As to how a network engineer obtains these skills, I'm a big believer in understanding fundamentals. For example, a network engineer shouldn't just know how to configure Spanning Tree Protocol (STP), they also need knowledge of how STP uses Bridge Protocol Data Units (BPDUs) to exchange information between switches, the various STP port states, and how a root bridge is elected. Without a thorough understanding of such fundamentals, network engineers might not correctly interpret what they see happening in a network. Beyond a comprehensive understanding of fundamental concepts, there's no replacement for experience. So, finding a way to get hands-on experience, whether through one's job or via a home lab, adds tremendous value to what a network engineer learns through formalized study.
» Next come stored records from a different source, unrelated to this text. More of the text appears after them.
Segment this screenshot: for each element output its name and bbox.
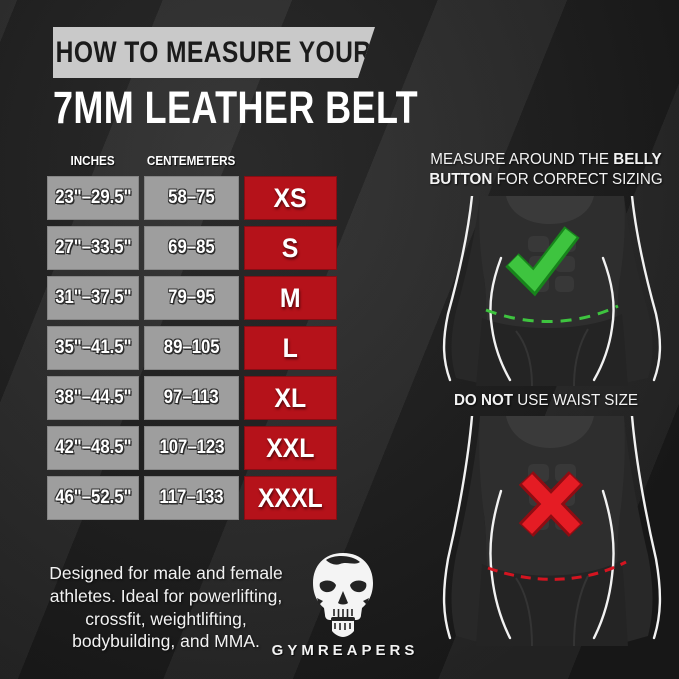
brand-wordmark: GYMREAPERS [271, 642, 419, 659]
waist-measure-dashed-line [487, 560, 627, 581]
body-outline [442, 416, 662, 640]
size-cell: S [244, 226, 337, 270]
green-check-icon [505, 226, 580, 297]
waist-warning: DO NOT USE WAIST SIZE [427, 391, 665, 411]
measure-instruction-pre: MEASURE AROUND THE [430, 151, 614, 168]
cm-cell: 117–133 [144, 476, 239, 520]
waist-warning-post: USE WAIST SIZE [513, 392, 639, 409]
size-cell: M [244, 276, 337, 320]
size-cell: XL [244, 376, 337, 420]
inches-cell: 35"–41.5" [47, 326, 139, 370]
column-header-size [244, 150, 337, 170]
measure-instruction-emphasis: BELLY BUTTON [429, 151, 662, 189]
incorrect-measurement-illustration [428, 416, 676, 646]
red-x-icon [518, 471, 584, 537]
inches-cell: 31"–37.5" [47, 276, 139, 320]
torso-front-illustration [442, 196, 662, 386]
inches-cell: 46"–52.5" [47, 476, 139, 520]
cm-cell: 107–123 [144, 426, 239, 470]
skull-icon [307, 551, 379, 639]
belly-measure-dashed-line [485, 304, 619, 323]
correct-measurement-illustration [428, 196, 676, 386]
measure-instruction: MEASURE AROUND THE BELLY BUTTON FOR CORR… [427, 150, 665, 191]
page-title: 7MM LEATHER BELT [53, 82, 419, 133]
inches-cell: 27"–33.5" [47, 226, 139, 270]
size-cell: XXL [244, 426, 337, 470]
size-cell: XS [244, 176, 337, 220]
header-banner: HOW TO MEASURE YOUR [53, 27, 375, 78]
measure-instruction-post: FOR CORRECT SIZING [492, 171, 663, 189]
cm-cell: 69–85 [144, 226, 239, 270]
size-cell: L [244, 326, 337, 370]
inches-cell: 42"–48.5" [47, 426, 139, 470]
cm-cell: 79–95 [144, 276, 239, 320]
cm-cell: 97–113 [144, 376, 239, 420]
column-header-centimeters: CENTEMETERS [147, 152, 236, 168]
size-cell: XXXL [244, 476, 337, 520]
cm-cell: 89–105 [144, 326, 239, 370]
body-outline [442, 196, 662, 382]
torso-front-illustration [442, 416, 662, 646]
column-header-inches: INCHES [70, 152, 116, 168]
cm-cell: 58–75 [144, 176, 239, 220]
inches-cell: 23"–29.5" [47, 176, 139, 220]
inches-cell: 38"–44.5" [47, 376, 139, 420]
product-description: Designed for male and female athletes. I… [49, 563, 283, 652]
waist-warning-emphasis: DO NOT [453, 392, 514, 409]
banner-text: HOW TO MEASURE YOUR [56, 35, 372, 69]
size-chart-table: INCHES CENTEMETERS 23"–29.5" 58–75 XS 27… [47, 150, 337, 520]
Jay Swan: I agree with Wendell. One of the best tips I can give for gaining these skills is by classic hypothesis testing: when you're getting ready to set up a network or perform a configuration change, make a prediction about the effect of the change on the output of 1) IOS show commands, 2) IOS debug commands, 3) log output, and 4) active verification tools such and ping and traceroute. When you can predict in advance what the output of these tools will be (and why it will be that way) after a successful or unsuccessful change, you'll be well ahead of the game in this area.
Denise Donohue: I do agree implementation planning and verification are important changes to all three exams, in addition to documentation. I think it's a good change that helps make the certification more relevant to the skills needed in a production network. Verifying the configuration could require multiple commands, however. Candidates need to be able to interpret the results of those commands, also.
It seems tough to study for these skills. Of course, the best way to acquire them is to work in a production network and actually do the planning, verifying, and documenting. Examples of implementation plans and good documentation are available on the Internet. It would help to analyze them to see what they include. In our study guides we have tried to outline important implementation considerations for each technology, also.